In zahlreichen Verwendungen taucht bei KANT die Synthesis der transzendentalen Apperzeption auf – z. B. in der „Transzendentalen Analytik“, Ausgabe A der KrV, auf – und wird in der Ausgabe B § 16 ff sogar noch stärker betont (im Vergleich zu A) – siehe z. B. KrV B 132ff u. diverse andere Stellen.
KANT wollte damit die sein kritisches Geschäft leitende Frage auflösen, „ob man nicht die menschliche Vernunft zwischen diesen beiden Klippen (sc. zwischen einem dogmatischer Idealismus wie z. B. bei G. BERKELEY und einem empirischen Skeptizismus eines HUMES) glücklich durchbringen (könne) (…)“ (KrV, B 128).
Vor allem in der 2. Auflage der KrV wird er nicht müde zu betonen, dass die Deduktion der apriorischen Verstandesbegriffe durch die Funktion der transzendentalen Apperzeption geleistet wird, aber, so die crux und der Zirkel, die Kategorien gelten nur für die „(…) Gegenstände möglicher Erfahrung“ (KrV, B 166; oder siehe § 24, KrV, B 149ff). Wie kann er das wissen?

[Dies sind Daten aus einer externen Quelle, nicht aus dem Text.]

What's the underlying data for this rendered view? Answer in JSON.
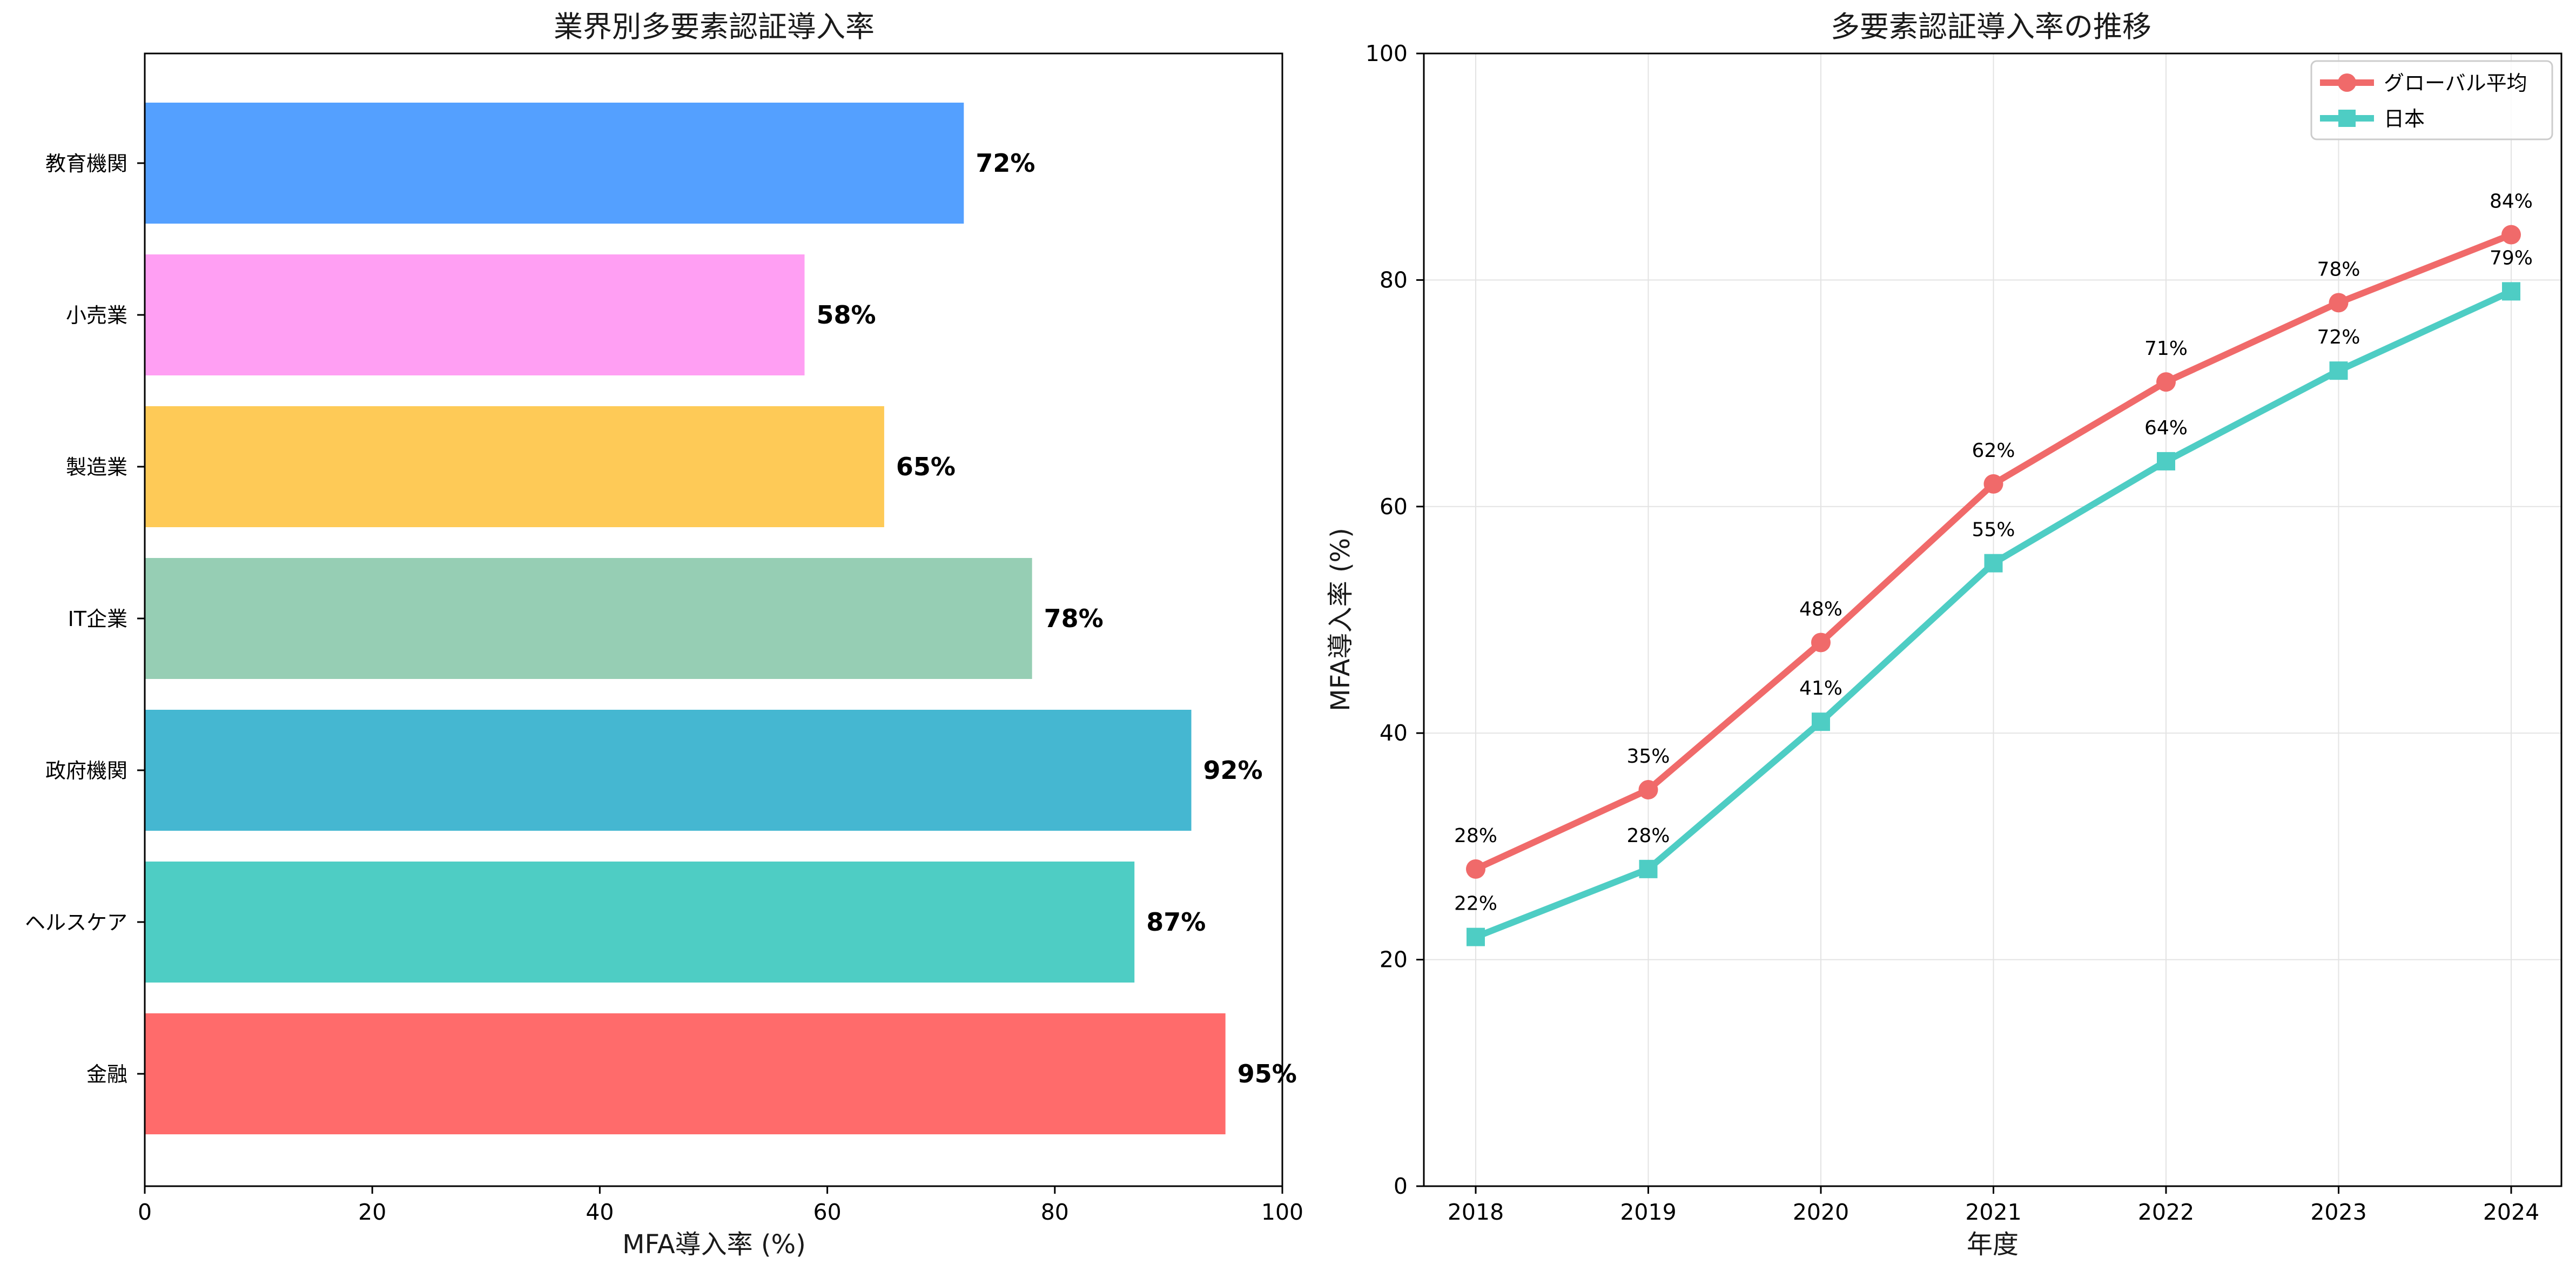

Es ist ein genialer Gedanke – in der Traditionsgeschichte als species sensibilis und species intelligibilis immer schon da gewesen: In einer rationalen Synthesis wird die Mannigfaltigkeit der sinnlichen Anschauung zusammengefasst und als „species“ benannt, doch gerade die schematisierende Vermittlung einer intellektuellen Synthesis (die Apperzeption des „Ich denke“) mit der sinnlicher Anschauung – das ist das Problem, das verlangt selbst eine apperzeptive Form des Wissens, worin im Schematisieren a) die Zeit und der Raum und b) die Innenwelt (des Geistes) und die Außenwelt (der Sinne) gleichzeitig hervorgehen, anstatt bloß faktisch nebeneinander und parallel gestellt zu werden.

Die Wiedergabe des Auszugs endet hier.